China doesn’t have the infrastructure or logistics to wage a far from home operation against a similar power country (let alone the USA). They might get there in a decade or two, but right now there isn’t much they can do besides provide material support.

Their whole move to EVs is more about national security as it is about environment. Not having to get into wars about oil because you don’t need so much is it’s own freedom.

riku_iki|2 months ago

> China doesn’t have the infrastructure or logistics to wage a far from home operation against a similar power country (let alone the USA).

they can totally do asymmetrical actions:

- deploy submarines which could attack offenders

- rather fast develop large quantity of ocean attack drones (even Ukraine could do it with rather limited industrial capabilities)

xg15|2 months ago

This more so, as the two countries "upgraded" their relations to an "all-weather strategic partnership":

https://www.abc.net.au/news/2025-12-02/us-venezuela-global-a...

https://english.www.gov.cn/news/202505/10/content_WS681e8bd6... (chinese state media)

I guess this will show what "all-weather" is supposed to mean. It doesn't seem to include any military support and at least others are sceptical with respect to the current situations as well:

https://www.scmp.com/news/china/article/3335116/china-unlike...

lurk2|2 months ago

> Interesting that I read elsewhere that most Venezuelan oil goes to China due to the sanctions.

It's possible China has built out its infrastructure in the past 5 years and can process this oil now, but in the 2010s the more common practice was for the Venezuelans to sell the oil to a Chinese intermediary that would transport it on a tanker to the Gulf Coast, where the American refineries capable of processing Venezuelan sour crude are located.

JumpCrisscross|2 months ago

> Would be nice to see them put a carrier group down there to guard their shipments...

This would be a 4D chess move right off the edge of the game board and into a latrine.

China doesn't want to get involved in an oil war. It doesn't want to send its limited blue-water capabilities into America's backyard to get painted. It doesn't want to deal with oil supply chains against America's nuclear-powered fleet. And it doesn't want to risk Trump popping an aneurysm and disabling their ships, an attack to which all retaliation options carry material risks of nuclear escalation (in a way bombing boats on the other side of the world does not), and which would mean trashing China's and the global economy as the trade war turns blockade.

monerozcash|2 months ago

China also doesn't have the capabilities to extract the super heavy and poor quality Venezuelan crude, only the US has those capabilities.

Essentially all of the existing infrastructure in Venezuela was built by Americans, and is crumbling.

While Venezuela has tremendous amounts of oil, most of it is not very easy to extract profitably.

neom|2 months ago

Deescalation would be preferable to escalation no?
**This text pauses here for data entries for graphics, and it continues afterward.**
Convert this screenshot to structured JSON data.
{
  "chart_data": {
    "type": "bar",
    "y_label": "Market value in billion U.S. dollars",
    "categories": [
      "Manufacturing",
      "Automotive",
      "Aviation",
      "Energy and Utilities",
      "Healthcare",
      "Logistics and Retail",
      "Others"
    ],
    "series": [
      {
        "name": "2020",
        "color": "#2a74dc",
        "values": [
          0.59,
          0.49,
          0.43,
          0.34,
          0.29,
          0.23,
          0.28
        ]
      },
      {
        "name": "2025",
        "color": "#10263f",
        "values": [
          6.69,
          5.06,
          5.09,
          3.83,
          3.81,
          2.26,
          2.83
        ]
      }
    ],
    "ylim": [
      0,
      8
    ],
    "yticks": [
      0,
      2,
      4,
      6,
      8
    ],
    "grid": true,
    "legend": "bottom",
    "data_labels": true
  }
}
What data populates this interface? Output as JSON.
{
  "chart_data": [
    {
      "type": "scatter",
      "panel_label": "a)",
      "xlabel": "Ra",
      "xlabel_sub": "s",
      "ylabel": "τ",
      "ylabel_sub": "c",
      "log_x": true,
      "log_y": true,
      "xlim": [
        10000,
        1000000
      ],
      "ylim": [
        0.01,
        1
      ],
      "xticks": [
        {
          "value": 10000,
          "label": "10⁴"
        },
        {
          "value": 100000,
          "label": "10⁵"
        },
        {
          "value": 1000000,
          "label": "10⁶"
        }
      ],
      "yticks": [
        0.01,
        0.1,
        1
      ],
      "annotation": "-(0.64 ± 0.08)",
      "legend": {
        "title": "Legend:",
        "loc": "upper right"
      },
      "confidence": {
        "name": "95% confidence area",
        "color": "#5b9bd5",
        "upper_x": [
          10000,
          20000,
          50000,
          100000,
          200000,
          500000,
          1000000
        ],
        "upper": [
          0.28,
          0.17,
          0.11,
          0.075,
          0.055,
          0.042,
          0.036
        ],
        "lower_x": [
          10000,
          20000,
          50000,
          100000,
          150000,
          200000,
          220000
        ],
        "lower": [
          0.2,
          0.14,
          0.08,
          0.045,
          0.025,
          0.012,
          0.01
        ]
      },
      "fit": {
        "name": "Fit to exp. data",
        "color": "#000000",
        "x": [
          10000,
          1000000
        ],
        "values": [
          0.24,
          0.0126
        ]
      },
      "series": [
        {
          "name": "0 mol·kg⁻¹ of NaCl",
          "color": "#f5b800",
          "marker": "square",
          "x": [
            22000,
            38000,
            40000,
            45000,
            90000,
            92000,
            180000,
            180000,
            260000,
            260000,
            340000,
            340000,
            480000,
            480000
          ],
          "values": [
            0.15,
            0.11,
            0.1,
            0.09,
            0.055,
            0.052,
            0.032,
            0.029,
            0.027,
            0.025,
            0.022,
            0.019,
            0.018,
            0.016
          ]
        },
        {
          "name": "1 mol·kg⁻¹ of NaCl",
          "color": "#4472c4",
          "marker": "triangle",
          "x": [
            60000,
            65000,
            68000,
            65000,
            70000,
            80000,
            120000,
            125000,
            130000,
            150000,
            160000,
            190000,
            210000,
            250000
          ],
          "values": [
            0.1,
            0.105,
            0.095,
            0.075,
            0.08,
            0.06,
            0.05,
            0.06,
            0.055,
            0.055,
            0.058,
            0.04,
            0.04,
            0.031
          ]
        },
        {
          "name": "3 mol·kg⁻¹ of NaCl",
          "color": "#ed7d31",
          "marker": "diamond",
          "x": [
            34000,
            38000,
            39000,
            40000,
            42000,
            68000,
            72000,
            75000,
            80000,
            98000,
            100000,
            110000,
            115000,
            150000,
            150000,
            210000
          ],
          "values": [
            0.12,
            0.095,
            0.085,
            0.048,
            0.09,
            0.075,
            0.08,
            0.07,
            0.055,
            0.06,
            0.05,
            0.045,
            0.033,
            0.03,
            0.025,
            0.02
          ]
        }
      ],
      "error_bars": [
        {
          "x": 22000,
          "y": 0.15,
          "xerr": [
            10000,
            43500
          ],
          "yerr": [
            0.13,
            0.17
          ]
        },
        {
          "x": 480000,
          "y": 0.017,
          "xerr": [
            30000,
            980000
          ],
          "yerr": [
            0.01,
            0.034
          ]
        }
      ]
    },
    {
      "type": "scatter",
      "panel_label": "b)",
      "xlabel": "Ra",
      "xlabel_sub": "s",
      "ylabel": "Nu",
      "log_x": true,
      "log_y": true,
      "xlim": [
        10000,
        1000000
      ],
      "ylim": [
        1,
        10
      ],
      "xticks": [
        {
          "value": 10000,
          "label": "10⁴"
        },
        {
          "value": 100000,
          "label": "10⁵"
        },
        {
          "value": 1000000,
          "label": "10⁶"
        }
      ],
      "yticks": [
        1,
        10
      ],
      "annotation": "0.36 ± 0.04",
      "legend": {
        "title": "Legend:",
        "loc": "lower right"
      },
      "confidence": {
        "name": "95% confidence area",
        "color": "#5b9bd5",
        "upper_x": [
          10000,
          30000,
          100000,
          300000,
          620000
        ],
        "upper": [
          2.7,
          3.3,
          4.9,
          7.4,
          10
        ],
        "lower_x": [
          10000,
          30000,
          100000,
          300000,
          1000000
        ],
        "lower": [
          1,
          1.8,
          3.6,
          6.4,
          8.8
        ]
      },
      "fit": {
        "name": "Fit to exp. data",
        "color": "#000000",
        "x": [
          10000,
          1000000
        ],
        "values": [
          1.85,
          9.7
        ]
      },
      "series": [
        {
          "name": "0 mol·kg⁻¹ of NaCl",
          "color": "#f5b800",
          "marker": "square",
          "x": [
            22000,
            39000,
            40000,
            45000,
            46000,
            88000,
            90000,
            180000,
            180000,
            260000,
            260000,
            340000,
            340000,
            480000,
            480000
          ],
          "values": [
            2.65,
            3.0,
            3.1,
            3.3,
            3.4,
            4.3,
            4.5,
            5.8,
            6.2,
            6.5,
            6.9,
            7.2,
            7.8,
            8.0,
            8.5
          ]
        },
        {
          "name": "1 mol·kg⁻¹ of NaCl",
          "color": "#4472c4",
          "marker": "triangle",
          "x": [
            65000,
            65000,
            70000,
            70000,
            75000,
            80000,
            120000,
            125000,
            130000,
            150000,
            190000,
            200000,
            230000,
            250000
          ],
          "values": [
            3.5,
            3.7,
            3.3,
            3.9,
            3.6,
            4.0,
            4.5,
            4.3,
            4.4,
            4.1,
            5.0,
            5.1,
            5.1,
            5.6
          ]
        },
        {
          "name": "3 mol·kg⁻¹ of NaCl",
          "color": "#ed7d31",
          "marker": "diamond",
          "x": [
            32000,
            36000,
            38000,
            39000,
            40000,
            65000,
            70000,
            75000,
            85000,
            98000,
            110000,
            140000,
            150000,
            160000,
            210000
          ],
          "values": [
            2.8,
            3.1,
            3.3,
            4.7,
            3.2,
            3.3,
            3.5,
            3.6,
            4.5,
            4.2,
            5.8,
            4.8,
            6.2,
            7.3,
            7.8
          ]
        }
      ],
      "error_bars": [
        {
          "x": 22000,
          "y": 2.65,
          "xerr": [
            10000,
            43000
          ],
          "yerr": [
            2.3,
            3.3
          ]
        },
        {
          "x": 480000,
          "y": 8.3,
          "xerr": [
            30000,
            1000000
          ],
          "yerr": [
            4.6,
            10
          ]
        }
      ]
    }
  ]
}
Personally I'd prefer this cold war we're living through not kick off into global hot war.

TitaRusell|2 months ago

Whoever replaces Maduro will still be corrupt. Americans think they are fighting the good fight but it will turn out like Iraq: the spice will flow and the Chinese know it.

Never interrupt your enemy when they are making a mistake.

sylos|2 months ago

Americans don't think this is any kind of good fight.